Samedi le 13 mai, accompagné par Katy Gavrilchuk et David Gaspard, membres de l’équipe de la Station de recherche des îles Mingan, nous sortons du charmant petit port de pêche d’Anse-à-Brillant dans la baie de Gaspé pour aller faire du repérage pré-saison. Nous profitons d’une belle journée ensoleillée et d’un vent calme pour aller explorer le secteur nord de la pointe gaspésienne qui est habituellement plus difficile d’accès. Nous contournons donc le Cap Gaspé et c’est tout juste de l’autre coté, à 6 milles marins au nord des falaises de Forillon, que nous faisons notre première rencontre de la journée. C’est le rorqual à bosse H638 Splinter qui nous gratifie d’une belle gerbe d’eau avec sa grosse nageoire caudale.

Après quelques minutes d’observation et de documentation, nous poursuivons notre route à environ quatre milles de la côte. C’est au large de L’Anse-à-Valleau que des scintillements lointains, à la surface de l’eau, attirent l’attention de David. Nous déroutons donc vers le nord de quelques centaines de mètres pour voir de plus près et soudain, deux grosses dorsales noires apparaissent sur l’eau devant l’embarcation. C’est en se regardant ébahis que nous crions « GLOBI » à l’unissons.

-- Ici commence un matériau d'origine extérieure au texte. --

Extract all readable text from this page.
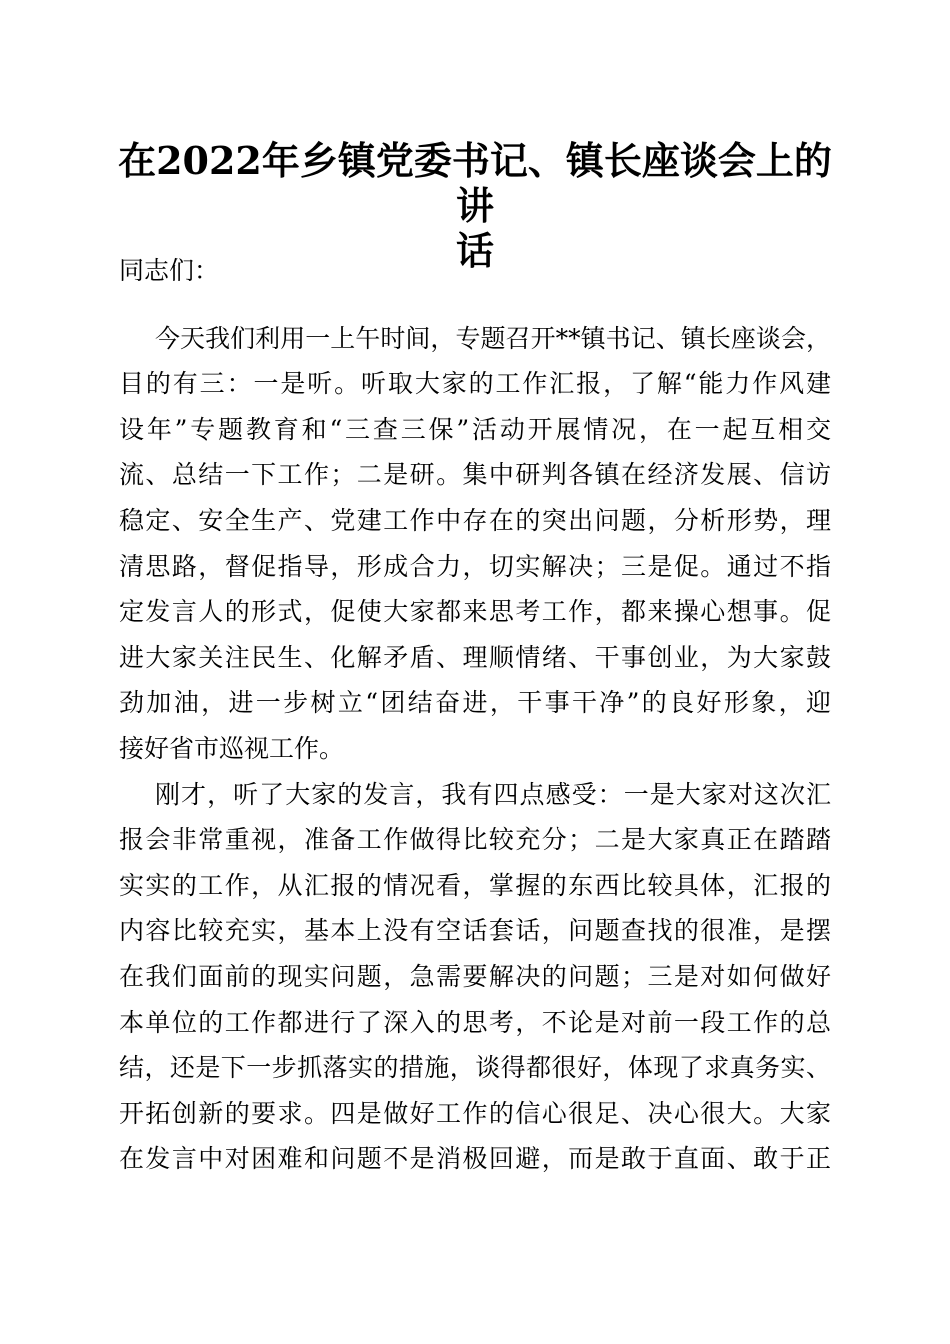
在2022年乡镇党委书记、镇长座谈会上的讲
话
同志们：
今天我们利用一上午时间，专题召开**镇书记、镇长座谈会，
目的有三：一是听。听取大家的工作汇报，了解“能力作风建
设年”专题教育和“三查三保”活动开展情况，在一起互相交
流、总结一下工作；二是研。集中研判各镇在经济发展、信访
稳定、安全生产、党建工作中存在的突出问题，分析形势，理
清思路，督促指导，形成合力，切实解决；三是促。通过不指
定发言人的形式，促使大家都来思考工作，都来操心想事。促
进大家关注民生、化解矛盾、理顺情绪、干事创业，为大家鼓
劲加油，进一步树立“团结奋进，干事干净”的良好形象，迎
接好省市巡视工作。
刚才，听了大家的发言，我有四点感受：一是大家对这次汇
报会非常重视，准备工作做得比较充分；二是大家真正在踏踏
实实的工作，从汇报的情况看，掌握的东西比较具体，汇报的
内容比较充实，基本上没有空话套话，问题查找的很准，是摆
在我们面前的现实问题，急需要解决的问题；三是对如何做好
本单位的工作都进行了深入的思考，不论是对前一段工作的总
结，还是下一步抓落实的措施，谈得都很好，体现了求真务实、
开拓创新的要求。四是做好工作的信心很足、决心很大。大家
在发言中对困难和问题不是消极回避，而是敢于直面、敢于正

Durant une trentaine de minutes nous observons une quinzaine de globicéphales noirs de l’Atlantique en trois petits groupes distincts qui finalement se rassemblent pour n’en former qu’un seul. Il est plutôt rare de rencontrer cette espèce océanique dans les eaux Gaspésiennes. C’est émouvant de les voir interagir entre eux, particulièrement les jeunes qui évoluent parmi le groupe et avec leur mère. C’est une espèce grégaire qui vit en groupes familiaux. On peut les suivre facilement puisque leur gros melon les rend moins hydrodynamiques que les autres espèces de dauphins. Leur comportement est étonnant et a fait l’objet de plusieurs études par les chercheurs, notamment pour les échouages collectifs. Nous nous sentons bien privilégiés d’une telle rencontre.

Pour le retour au port, nous choisissons un tracé d’environ huit milles au large de la côte, ce qui nous permet de rencontrer un deuxième rorqual à bosse qui nous montre bien sa sous-caudale pour fin d’identification (H778-Cigale). Quelques minutes plus tard, on aperçoit au loin le grand souffle d’un rorqual bleu. Il s’agit de B036 Pulsar, un mâle connu depuis longtemps du MICS et que j’avais déjà rencontré en 2013 au large des Escoumins.

Par la suite, c’est en arrivant à l’entrée de la baie de Gaspé que nous observons notre troisième rorqual à bosse de la journée. Il s’agit de H840 que je rencontre pour la première fois et qui avait été observé par mes compagnons l’an dernier dans le secteur Mingan.

C’est à regret que nous gagnons notre port d’attache en fin de journée après avoir parcouru 111 milles nautiques.

Lorsque qu’on a la chance de naviguer le Saint-Laurent, nous prenons vraiment conscience qu’il est un milieu exceptionnel, encore bien vivant, et qu’on a le devoir de le protéger.

Splinter le rorqual à bosse soulève l’eau avec sa nageoire caudale.
Splinter soulève l’eau avec sa nageoire caudale. © René Roy
Groupe de globicéphales noires nageant près de la surface.
La nageoire dorsale des globicéphales se trouve rapprochée de la tête par rapport à la queue. © René Roy
Un globicéphale noir et son veau.
Un jeune globicéphale et un mature. Les adultes mesurent de 4 à 6 mètres, mais peuvent parfois atteindre 8 mètres! © René Roy
Groupe de globicéphales noires nageant près de la surface.
À la manière des dauphins, le mouvement de nage des globicéphales s’effectue par bonds successifs . © René Roy
Groupe de globicéphales noires nageant près de la surface.
Les globicéphales peuvent plonger de 5 à 10 minutes. © René Roy
Le rorqual bleu pulsar soufflant à la surface de l'eau.
Pulsar, le rorqual bleu. © René Roy
La queue du rorqual à bosse Cigale.
Cigale (H778), un rorqual à bosse. © René Roy
Carnet de terrain - 16/5/2017

René Roy

René Roy est un cétologue amateur, passionné de la mer et des baleines, résidant à Pointe-au-Père, dans le Bas-Saint-Laurent. Depuis plusieurs années, il entreprend des expéditions de photo-identification pour le compte de la Station de recherche des iles Mingan (MICS), principalement en Gaspésie. Il est également bénévole pour le Réseau québécois d’urgences pour les mammifères marins.